As f is defined on compact set, so it has maxima and minima in that set. Let $M$ be maximum value of f(x) at $x_o$.
So, our inequality gives us $f(x_o) =M < f(x) + \delta |f(\mu)|$ where we choose $|x-x_o|<\delta/c$ where $\mu\in(x,x_o)$ or $(x_o,x)$ whatever suitable.
I am stuck here and not been able to proceed further. I feel like an argument like this may work : - we can choose $\delta$ as small as possible and so equality will hold only if function must have value $M$ in an interval. As $f(0)=0$ so $M=0$
I will be grateful, if someone can provide different solutions.
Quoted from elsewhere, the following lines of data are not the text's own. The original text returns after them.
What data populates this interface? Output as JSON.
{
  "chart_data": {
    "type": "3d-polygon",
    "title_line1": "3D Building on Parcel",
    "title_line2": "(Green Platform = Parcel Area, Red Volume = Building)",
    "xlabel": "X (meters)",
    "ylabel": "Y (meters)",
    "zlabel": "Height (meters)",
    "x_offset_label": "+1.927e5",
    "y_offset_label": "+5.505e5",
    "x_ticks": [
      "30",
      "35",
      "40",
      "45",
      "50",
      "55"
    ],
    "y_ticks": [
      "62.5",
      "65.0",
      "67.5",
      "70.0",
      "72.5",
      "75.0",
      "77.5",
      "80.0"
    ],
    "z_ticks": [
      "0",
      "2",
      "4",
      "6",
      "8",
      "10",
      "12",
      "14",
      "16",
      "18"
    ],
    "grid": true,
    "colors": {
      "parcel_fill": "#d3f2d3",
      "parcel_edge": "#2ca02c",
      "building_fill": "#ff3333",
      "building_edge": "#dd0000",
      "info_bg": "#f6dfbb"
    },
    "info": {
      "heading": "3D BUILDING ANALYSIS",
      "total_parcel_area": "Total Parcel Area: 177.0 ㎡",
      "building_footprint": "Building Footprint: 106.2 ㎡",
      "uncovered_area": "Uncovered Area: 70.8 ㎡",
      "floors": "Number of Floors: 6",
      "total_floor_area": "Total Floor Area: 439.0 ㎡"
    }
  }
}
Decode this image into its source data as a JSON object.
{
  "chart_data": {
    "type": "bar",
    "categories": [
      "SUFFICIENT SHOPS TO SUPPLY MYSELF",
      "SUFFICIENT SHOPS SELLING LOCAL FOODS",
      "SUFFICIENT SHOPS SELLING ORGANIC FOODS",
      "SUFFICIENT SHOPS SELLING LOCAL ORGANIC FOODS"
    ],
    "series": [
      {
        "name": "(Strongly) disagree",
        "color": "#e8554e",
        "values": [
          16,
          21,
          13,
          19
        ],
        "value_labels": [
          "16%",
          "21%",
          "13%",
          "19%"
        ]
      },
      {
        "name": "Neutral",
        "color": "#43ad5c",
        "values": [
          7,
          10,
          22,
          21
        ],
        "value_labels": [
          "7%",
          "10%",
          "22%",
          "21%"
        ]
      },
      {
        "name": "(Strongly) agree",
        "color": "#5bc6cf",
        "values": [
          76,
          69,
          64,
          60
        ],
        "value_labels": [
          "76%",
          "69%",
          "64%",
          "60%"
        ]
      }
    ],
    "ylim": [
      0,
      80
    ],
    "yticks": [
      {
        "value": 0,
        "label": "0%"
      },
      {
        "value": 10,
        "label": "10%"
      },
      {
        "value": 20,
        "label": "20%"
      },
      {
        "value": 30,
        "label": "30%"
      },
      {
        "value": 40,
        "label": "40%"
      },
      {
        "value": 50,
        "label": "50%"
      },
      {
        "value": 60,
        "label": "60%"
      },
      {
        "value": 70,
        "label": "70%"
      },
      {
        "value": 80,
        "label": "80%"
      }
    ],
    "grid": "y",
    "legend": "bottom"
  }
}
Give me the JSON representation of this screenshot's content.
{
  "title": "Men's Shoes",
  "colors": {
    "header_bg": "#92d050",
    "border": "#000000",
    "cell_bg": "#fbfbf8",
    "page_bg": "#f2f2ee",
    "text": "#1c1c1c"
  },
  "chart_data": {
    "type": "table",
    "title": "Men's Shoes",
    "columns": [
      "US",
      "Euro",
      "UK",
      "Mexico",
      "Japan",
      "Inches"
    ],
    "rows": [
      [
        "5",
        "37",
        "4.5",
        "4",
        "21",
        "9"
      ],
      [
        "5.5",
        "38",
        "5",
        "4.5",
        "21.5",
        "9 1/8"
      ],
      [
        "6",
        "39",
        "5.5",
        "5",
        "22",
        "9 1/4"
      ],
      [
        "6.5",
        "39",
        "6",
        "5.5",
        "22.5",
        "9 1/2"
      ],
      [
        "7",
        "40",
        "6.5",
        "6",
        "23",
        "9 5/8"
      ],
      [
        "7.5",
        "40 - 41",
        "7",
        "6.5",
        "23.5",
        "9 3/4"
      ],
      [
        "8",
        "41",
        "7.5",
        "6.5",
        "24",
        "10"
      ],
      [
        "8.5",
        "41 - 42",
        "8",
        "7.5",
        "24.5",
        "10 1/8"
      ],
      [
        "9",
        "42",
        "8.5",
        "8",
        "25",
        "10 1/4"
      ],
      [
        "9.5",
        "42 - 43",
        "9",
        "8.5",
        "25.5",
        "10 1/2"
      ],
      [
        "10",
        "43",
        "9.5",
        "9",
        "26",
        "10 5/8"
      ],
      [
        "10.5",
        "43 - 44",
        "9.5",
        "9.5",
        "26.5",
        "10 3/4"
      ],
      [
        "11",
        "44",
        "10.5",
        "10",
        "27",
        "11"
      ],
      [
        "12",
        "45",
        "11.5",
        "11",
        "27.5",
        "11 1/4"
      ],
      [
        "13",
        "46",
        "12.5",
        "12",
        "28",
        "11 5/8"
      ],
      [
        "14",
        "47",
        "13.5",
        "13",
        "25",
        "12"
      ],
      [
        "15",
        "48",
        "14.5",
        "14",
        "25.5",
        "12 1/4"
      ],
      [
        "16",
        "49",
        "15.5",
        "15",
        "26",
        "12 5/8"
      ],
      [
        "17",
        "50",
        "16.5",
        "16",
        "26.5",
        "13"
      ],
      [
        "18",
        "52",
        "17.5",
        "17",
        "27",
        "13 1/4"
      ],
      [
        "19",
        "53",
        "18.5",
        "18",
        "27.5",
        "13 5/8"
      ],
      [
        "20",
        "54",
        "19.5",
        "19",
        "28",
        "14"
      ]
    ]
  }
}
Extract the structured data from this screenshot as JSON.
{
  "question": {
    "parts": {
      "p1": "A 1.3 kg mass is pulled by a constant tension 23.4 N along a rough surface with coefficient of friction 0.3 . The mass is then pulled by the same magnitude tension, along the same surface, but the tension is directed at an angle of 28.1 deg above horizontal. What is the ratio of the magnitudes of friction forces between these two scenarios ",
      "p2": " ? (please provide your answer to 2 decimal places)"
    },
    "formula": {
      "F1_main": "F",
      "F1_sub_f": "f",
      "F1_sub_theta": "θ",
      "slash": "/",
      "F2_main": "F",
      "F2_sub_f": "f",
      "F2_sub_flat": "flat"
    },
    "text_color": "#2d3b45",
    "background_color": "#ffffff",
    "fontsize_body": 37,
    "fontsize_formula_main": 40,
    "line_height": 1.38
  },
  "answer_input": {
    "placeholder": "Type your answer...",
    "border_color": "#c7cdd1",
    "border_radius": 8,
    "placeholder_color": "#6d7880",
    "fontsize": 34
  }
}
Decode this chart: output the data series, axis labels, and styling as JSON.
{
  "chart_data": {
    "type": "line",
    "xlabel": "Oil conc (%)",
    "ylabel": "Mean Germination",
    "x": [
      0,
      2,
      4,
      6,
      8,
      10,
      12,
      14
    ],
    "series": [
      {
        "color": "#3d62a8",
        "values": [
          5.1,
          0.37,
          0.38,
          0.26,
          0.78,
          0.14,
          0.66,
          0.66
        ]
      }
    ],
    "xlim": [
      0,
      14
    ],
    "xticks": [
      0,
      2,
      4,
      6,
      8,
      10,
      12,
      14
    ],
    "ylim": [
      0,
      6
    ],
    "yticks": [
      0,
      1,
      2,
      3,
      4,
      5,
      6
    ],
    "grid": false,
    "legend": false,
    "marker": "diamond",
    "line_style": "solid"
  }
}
As you started: $[0,1]$ is compact and $|f|$ is continuous, so let $M=\max_{x\in[0,1]}|f(x)|$ and $x_0\in[0,1]$ with $|f(x_0)|=M$. By the Mean Value Theorem, there exists $x_1\in(0,x_0)$ such that $f(x_0)-f(0)=(x_0-0)f'(x_1)$. As $f(0)=0$ and $|x_0|<1$, we get $$ M=|f(x_0)-f(0)|=|x_0|\cdot |f'(x_1)|\le |x_0|\cdot c\cdot |f(x_1)|\le |x_0|\cdot c\cdot M.$$ If $M>0$, this implies $|x_0|\cdot c\ge 1$, but clearly $0<x_0<1$ and we are given that $0<c<1$. We conclude that $M=0$.